More thoughts (and links) on public debate and social media

Following on from yesterday’s article on public discourse and social media, here’s some other links relating to the topic that might be of interest.First of all, Chris Green has written on his blog Ministry Nuts and Bolts about when people get caught saying something they shouldn’t have said. He offers four helpful questions to ask

Secondly, if a lot of comment about social media is often negative, here’s a helpful post from Ricard Perkins on the positive Gospel use of facebook.

Kevin DeYoung has written here about deciding when to speak and when to remain silent on hot topics on the internet.

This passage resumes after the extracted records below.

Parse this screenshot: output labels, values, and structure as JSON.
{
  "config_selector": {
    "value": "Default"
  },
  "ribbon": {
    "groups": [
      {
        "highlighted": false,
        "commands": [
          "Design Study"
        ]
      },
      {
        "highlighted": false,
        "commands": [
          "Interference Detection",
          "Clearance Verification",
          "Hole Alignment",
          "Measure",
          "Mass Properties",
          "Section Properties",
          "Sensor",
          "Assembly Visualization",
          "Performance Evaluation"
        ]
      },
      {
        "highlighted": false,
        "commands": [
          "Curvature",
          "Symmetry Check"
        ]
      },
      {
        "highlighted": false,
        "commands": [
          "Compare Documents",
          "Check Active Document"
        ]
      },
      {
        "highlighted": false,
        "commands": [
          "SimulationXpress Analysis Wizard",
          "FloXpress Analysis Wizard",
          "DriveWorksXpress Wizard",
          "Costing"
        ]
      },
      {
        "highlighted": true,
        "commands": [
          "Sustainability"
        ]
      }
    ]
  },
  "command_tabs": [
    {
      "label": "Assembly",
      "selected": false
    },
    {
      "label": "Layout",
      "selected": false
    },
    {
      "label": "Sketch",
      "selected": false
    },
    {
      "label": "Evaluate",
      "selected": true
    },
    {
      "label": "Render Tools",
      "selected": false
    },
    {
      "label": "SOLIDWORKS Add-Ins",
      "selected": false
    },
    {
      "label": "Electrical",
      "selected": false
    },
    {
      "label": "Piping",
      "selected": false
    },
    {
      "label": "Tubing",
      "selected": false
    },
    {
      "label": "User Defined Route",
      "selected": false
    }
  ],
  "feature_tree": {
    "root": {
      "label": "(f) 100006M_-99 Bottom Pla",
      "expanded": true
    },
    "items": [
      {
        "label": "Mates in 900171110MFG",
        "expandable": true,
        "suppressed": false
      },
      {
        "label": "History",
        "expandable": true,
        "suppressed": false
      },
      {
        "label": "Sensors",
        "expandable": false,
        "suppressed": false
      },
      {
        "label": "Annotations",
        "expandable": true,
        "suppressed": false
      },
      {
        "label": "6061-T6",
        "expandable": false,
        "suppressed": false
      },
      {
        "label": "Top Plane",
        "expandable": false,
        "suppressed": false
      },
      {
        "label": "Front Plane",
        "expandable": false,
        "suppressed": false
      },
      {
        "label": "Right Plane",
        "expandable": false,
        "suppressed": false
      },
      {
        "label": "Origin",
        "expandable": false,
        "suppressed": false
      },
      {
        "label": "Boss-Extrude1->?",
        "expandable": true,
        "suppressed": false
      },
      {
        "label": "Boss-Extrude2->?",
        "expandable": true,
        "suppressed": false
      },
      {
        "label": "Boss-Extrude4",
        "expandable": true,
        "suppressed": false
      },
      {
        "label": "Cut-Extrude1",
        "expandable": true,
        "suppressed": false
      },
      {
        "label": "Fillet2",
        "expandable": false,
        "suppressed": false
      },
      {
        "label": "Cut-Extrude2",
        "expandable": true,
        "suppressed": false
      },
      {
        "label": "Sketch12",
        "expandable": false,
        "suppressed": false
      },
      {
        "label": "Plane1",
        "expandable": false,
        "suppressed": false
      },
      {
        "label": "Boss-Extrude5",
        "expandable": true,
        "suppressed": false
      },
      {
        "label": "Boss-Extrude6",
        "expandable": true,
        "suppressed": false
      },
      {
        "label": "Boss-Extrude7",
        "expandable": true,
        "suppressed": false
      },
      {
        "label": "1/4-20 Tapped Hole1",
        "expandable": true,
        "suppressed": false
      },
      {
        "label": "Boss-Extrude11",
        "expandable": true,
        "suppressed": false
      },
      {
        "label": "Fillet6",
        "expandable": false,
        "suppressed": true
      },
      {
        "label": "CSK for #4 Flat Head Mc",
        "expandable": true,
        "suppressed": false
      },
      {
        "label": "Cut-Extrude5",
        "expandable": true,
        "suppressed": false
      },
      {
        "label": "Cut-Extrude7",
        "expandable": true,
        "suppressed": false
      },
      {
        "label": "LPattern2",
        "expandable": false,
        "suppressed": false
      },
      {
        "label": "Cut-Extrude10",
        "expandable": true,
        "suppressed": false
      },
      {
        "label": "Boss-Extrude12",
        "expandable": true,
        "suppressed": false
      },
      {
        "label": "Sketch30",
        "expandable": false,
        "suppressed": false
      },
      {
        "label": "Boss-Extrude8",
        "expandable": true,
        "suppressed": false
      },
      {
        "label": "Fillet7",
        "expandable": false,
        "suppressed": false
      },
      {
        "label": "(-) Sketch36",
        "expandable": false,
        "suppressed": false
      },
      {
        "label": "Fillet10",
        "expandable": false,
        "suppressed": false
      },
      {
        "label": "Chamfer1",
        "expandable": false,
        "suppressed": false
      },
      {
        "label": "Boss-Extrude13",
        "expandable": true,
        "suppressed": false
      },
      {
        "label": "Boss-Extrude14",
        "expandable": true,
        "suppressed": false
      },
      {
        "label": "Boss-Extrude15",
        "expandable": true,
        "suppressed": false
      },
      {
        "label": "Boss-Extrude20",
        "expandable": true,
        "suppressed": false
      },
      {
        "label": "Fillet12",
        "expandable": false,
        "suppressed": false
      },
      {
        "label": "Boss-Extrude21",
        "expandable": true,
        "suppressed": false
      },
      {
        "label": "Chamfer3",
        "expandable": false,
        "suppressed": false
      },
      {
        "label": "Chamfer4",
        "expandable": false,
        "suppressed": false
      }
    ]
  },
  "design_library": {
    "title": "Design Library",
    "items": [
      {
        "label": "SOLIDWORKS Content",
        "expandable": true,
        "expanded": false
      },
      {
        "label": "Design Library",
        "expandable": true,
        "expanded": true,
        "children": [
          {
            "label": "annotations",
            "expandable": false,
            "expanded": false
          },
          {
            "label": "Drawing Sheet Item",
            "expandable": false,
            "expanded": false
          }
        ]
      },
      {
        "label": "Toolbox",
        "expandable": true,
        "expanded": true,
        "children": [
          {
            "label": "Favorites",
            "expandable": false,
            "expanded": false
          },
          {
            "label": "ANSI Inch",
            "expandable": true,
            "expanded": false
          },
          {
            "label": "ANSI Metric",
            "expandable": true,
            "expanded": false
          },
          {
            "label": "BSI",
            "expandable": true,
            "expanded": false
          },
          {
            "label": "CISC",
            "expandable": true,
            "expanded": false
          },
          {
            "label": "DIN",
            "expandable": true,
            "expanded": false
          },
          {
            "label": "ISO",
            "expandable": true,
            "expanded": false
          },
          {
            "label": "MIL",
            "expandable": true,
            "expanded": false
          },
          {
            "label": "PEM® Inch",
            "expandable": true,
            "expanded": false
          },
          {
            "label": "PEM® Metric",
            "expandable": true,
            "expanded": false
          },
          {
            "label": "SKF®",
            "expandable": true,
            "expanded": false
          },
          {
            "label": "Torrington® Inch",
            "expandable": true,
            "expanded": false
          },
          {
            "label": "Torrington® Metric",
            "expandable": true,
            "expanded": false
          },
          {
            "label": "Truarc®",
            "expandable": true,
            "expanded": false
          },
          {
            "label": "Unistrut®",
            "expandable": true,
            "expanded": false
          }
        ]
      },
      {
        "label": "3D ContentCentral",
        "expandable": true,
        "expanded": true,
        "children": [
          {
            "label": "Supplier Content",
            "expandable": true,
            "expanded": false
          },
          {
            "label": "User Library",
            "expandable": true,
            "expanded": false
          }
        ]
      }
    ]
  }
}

I find two things particularly pertinent here. First of all, that Kevin doesn’t see the need to comment on everything, rather he writes specifically about issues directly relevant to his pastoral ministry.  I identify with that here.  Faithroots is publically available on the internet which means anyone can read the articles and comment etc.  You’re all welcome and it’s lovely to see visitors from all around the world. Some of you, I know visit the site because you have ties to Bearwood Chapel, you used to worship here, have been on mission teams or have friends & family still here.  We appreciate your continued interest and prayer support for us.

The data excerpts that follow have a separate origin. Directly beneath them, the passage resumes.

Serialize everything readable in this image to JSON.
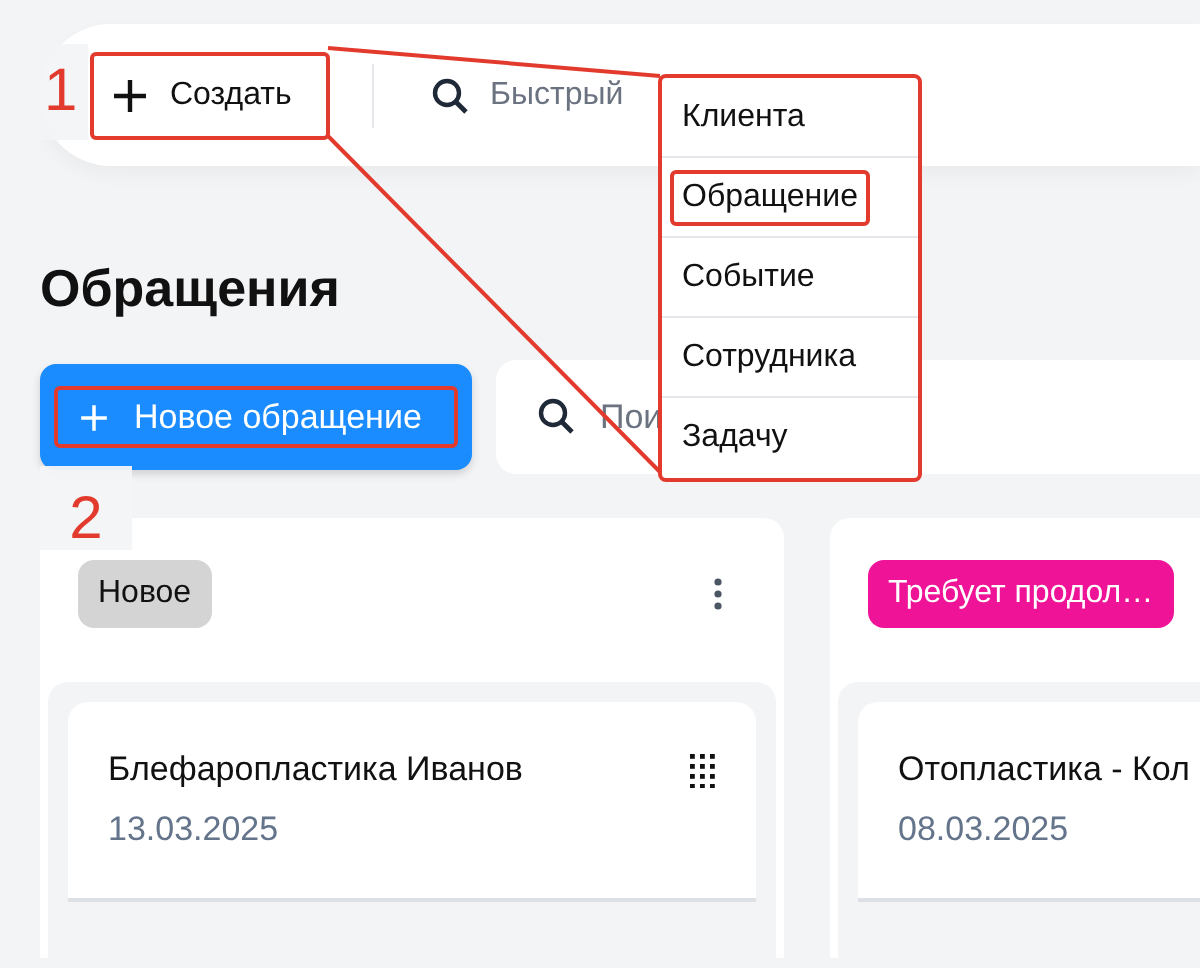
{
  "topbar": {
    "create_button": {
      "label": "Создать",
      "highlighted": true
    },
    "search": {
      "placeholder": "Быстрый"
    }
  },
  "create_menu": {
    "items": [
      {
        "label": "Клиента",
        "selected": false
      },
      {
        "label": "Обращение",
        "selected": true
      },
      {
        "label": "Событие",
        "selected": false
      },
      {
        "label": "Сотрудника",
        "selected": false
      },
      {
        "label": "Задачу",
        "selected": false
      }
    ]
  },
  "page_title": "Обращения",
  "new_button": {
    "label": "Новое обращение",
    "highlighted": true
  },
  "search": {
    "placeholder": "Пои"
  },
  "columns": [
    {
      "status": "Новое",
      "color": "#d4d4d4",
      "cards": [
        {
          "title": "Блефаропластика Иванов",
          "date": "13.03.2025"
        }
      ]
    },
    {
      "status": "Требует продол…",
      "color": "#ef1397",
      "cards": [
        {
          "title": "Отопластика - Кол",
          "date": "08.03.2025"
        }
      ]
    }
  ],
  "steps": [
    "1",
    "2"
  ]
}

Primarily though, was started because we saw and wanted to meet needs within the Bearwood Church family and so that’s my primary motive for writing. I write first of all as a member and pastor of a local congregation.  That of course shapes my priorities when choosing what to comment on and when.  If what I write is helpful to the wider church then that’s a bonus.

Also, linked to that, I primarily focus here on writing for Christians and then to people who are seriously considering Christian faith. There’s space in the world for debate with those who disagree with you and who want to win an argument. In fact, debating can be good fun and one way of learning from others.  However, not every context has to be a forum for debate and argument.

This leads to the second thing I like from Kevin’s article. He unashamedly says that he treats his social media contribution as “one way communication.”  He notes that he could be accused of living “in a narcissistic echo chamber!”  Except, as he points out, that the internet isn’t the only place he communicates.  So he says I listen to my wife, my friends, my co-workers, my secretary, my elders, the members of my church, the members of my presbytery, and on and on.”  I personally find his approach here grace filled and liberating.

Kevin goes on to talk about being teachable.  I think that’s an important principle for all of our communication.  This is particularly important for those of us involved in church leadership. We talk about elders needing the qualification of being “able to teach” but I think it’s also important that we are teachable too.  This means being eager to learn, curious, wanting to keep on studying, listening to the nsights of others, finding joy in discovering something new and in growing in our knowledge and wisdom.

Hopefully, the internet can be a place that contributes to that.